When scarring overlaps with other injuries
A scar may be only one part of the permanent impairment picture. A burn can also cause joint stiffness, nerve sensitivity, psychological symptoms or ongoing treatment needs. Surgical scars may sit over an orthopaedic injury that has its own method of assessment. The report should keep those problems separate first, then explain any allowed combination step.
Evidence that usually matters
Common traps
- - Do not treat every scar as only cosmetic.

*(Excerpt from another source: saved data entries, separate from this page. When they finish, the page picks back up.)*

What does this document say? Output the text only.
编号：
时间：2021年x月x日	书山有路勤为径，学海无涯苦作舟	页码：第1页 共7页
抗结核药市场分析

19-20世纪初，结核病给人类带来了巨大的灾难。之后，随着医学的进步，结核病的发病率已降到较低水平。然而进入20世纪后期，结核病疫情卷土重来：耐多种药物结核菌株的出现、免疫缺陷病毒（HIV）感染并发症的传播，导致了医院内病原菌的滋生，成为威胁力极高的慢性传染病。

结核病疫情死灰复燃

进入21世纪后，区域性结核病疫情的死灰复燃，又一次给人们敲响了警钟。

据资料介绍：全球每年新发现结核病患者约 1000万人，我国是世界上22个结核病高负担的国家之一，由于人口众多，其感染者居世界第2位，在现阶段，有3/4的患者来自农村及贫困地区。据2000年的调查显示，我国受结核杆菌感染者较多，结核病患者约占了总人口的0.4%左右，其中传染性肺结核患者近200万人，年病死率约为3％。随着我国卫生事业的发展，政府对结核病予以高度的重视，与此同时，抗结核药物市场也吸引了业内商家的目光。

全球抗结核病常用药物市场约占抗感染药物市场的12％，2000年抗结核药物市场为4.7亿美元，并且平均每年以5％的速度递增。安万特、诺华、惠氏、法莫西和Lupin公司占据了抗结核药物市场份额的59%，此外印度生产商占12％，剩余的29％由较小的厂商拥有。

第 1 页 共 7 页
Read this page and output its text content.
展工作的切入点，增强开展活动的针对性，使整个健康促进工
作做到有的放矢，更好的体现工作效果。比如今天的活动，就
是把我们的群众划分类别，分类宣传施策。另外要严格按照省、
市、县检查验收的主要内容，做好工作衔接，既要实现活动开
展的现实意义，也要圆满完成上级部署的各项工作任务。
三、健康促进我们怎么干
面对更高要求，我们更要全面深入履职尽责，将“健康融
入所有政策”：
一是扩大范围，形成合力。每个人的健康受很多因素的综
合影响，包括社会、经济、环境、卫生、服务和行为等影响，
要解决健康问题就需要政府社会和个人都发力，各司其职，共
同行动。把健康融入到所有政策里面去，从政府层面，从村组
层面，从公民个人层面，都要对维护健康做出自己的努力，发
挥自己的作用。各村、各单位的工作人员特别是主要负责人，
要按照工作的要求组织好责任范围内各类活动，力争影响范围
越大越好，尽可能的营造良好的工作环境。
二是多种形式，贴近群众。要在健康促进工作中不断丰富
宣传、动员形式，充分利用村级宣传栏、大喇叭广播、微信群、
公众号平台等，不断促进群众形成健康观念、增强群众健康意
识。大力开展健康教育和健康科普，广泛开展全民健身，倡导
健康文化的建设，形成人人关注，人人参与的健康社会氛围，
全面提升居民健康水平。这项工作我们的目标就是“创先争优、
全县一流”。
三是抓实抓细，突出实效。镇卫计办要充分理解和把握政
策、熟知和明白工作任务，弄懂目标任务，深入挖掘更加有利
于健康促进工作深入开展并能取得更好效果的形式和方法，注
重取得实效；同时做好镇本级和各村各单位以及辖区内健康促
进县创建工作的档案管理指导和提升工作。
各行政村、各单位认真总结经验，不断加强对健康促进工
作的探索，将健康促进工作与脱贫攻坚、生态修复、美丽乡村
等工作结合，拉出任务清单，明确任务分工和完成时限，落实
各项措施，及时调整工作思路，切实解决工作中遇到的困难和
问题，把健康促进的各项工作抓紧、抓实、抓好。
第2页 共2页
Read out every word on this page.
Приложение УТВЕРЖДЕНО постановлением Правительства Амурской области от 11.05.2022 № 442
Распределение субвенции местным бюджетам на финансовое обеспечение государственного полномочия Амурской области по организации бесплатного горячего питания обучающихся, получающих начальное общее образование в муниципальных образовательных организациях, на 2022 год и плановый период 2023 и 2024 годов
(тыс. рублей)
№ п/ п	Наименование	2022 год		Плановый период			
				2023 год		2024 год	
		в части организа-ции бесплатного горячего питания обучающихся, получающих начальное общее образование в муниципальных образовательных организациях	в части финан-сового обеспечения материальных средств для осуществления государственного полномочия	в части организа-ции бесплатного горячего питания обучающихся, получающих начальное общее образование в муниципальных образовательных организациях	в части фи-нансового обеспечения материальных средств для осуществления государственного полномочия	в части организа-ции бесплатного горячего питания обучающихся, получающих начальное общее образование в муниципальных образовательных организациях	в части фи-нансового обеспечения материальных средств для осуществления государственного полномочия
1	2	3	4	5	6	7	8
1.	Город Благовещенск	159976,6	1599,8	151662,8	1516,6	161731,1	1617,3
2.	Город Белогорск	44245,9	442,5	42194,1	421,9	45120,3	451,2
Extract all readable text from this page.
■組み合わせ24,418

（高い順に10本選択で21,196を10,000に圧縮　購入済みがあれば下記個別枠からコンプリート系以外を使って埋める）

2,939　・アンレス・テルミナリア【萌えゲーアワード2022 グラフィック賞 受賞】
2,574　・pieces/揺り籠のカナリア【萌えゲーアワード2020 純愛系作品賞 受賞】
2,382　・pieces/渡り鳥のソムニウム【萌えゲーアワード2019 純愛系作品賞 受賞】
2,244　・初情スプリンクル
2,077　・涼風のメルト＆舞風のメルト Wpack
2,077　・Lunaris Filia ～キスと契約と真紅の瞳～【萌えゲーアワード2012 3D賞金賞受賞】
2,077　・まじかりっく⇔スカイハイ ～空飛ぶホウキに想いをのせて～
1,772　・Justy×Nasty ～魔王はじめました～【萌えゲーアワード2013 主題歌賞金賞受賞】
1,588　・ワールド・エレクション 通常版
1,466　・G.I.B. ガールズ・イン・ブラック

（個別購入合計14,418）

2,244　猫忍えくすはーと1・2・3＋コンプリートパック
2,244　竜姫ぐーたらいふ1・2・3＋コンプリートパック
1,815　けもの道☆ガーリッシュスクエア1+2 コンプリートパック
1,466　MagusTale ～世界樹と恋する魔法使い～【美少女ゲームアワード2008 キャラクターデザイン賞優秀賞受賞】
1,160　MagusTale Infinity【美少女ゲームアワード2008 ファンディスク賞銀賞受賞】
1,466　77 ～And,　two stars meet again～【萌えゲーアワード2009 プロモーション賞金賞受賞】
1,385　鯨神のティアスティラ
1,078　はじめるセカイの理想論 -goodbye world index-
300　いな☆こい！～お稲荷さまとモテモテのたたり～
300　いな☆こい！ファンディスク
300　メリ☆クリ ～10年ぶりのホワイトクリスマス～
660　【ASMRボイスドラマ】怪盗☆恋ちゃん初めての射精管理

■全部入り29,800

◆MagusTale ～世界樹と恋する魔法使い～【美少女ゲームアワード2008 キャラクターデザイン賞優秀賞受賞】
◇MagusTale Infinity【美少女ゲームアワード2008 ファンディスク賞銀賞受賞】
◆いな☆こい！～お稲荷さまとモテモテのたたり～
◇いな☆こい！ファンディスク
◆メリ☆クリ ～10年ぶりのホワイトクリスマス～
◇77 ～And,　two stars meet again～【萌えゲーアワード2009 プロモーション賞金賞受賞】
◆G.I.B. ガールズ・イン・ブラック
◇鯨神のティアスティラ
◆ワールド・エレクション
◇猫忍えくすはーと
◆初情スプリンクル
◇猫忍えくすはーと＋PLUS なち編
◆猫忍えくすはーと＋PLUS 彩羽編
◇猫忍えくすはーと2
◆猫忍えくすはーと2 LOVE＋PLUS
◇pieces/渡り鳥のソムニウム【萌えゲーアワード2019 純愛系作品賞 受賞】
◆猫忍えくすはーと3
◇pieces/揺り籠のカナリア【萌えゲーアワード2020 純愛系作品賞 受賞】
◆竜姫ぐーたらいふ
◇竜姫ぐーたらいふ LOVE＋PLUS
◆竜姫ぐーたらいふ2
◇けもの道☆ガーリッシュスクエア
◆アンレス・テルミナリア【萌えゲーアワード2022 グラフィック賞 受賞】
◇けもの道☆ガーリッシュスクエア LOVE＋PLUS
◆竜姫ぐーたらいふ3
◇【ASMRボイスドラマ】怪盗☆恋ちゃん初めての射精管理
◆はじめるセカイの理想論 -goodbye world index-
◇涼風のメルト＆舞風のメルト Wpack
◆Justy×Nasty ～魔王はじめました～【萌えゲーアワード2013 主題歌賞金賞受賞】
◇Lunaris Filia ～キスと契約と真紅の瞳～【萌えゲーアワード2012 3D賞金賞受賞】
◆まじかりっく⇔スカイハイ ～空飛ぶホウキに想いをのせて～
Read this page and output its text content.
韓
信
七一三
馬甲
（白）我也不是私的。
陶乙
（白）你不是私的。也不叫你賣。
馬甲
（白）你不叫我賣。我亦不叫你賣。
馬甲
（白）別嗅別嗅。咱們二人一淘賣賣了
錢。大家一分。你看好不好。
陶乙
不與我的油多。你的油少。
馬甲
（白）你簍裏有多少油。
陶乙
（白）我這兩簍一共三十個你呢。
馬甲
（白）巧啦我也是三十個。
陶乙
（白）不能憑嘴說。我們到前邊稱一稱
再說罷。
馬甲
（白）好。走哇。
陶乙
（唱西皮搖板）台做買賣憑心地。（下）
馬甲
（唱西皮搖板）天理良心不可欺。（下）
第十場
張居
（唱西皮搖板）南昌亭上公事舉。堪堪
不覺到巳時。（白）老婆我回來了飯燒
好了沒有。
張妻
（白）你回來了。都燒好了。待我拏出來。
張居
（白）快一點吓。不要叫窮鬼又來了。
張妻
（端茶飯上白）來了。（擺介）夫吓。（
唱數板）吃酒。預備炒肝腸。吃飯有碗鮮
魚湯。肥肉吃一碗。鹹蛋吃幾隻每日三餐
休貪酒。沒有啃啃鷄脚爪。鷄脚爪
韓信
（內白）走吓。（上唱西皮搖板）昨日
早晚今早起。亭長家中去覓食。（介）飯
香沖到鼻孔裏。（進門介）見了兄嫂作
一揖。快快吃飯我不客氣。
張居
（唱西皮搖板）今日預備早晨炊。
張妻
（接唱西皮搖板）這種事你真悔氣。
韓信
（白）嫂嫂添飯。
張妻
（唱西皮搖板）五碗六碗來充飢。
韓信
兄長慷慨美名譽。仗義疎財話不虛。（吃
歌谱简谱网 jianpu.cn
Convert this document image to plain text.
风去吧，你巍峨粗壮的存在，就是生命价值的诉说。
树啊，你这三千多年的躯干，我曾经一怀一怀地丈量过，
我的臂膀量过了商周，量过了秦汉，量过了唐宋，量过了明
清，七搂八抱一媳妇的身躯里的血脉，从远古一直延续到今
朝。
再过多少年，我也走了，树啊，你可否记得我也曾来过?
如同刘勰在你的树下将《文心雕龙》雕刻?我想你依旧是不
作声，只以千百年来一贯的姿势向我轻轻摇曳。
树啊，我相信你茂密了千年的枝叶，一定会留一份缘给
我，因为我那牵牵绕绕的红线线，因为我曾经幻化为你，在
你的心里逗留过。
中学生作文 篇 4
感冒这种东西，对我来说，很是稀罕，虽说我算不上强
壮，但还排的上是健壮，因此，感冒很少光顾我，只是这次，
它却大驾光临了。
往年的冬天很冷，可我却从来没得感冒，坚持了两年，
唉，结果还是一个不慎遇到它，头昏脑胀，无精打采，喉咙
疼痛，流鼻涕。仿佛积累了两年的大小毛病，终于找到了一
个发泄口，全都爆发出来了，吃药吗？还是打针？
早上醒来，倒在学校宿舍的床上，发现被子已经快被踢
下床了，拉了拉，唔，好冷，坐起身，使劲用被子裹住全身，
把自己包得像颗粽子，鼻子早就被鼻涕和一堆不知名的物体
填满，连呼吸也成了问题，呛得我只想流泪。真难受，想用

- - Do not rate appearance without recording functional and behavioural impact.
- - Do not ignore future treatment that may change stability.
- - Do not double count the same limitation under two methods.
Practical next steps
- 1. Photograph and measure scars in a clinically respectful way.
- 2. Record how the scar affects clothing, movement, sleep, work, heat, touch or self-care.
- 3. Collect burn clinic, plastic surgery and therapy records.
- 4. Check whether the WPI report explains Chapter 13 reasoning.
- 5. If scarring is visible or functionally limiting, make sure the report actually addresses it.
Frequently asked questions
Can scarring count for WPI?
Yes, where the relevant method supports impairment. The issue is usually the functional impact, appearance/disfigurement context and quality of evidence.
Are photos useful?
They can be useful if taken respectfully and paired with measurements, location and clinical explanation.
Can scarring be assessed with joint restriction?
Sometimes related impairments may need separate methods, but the report must avoid double counting and follow the combination rules.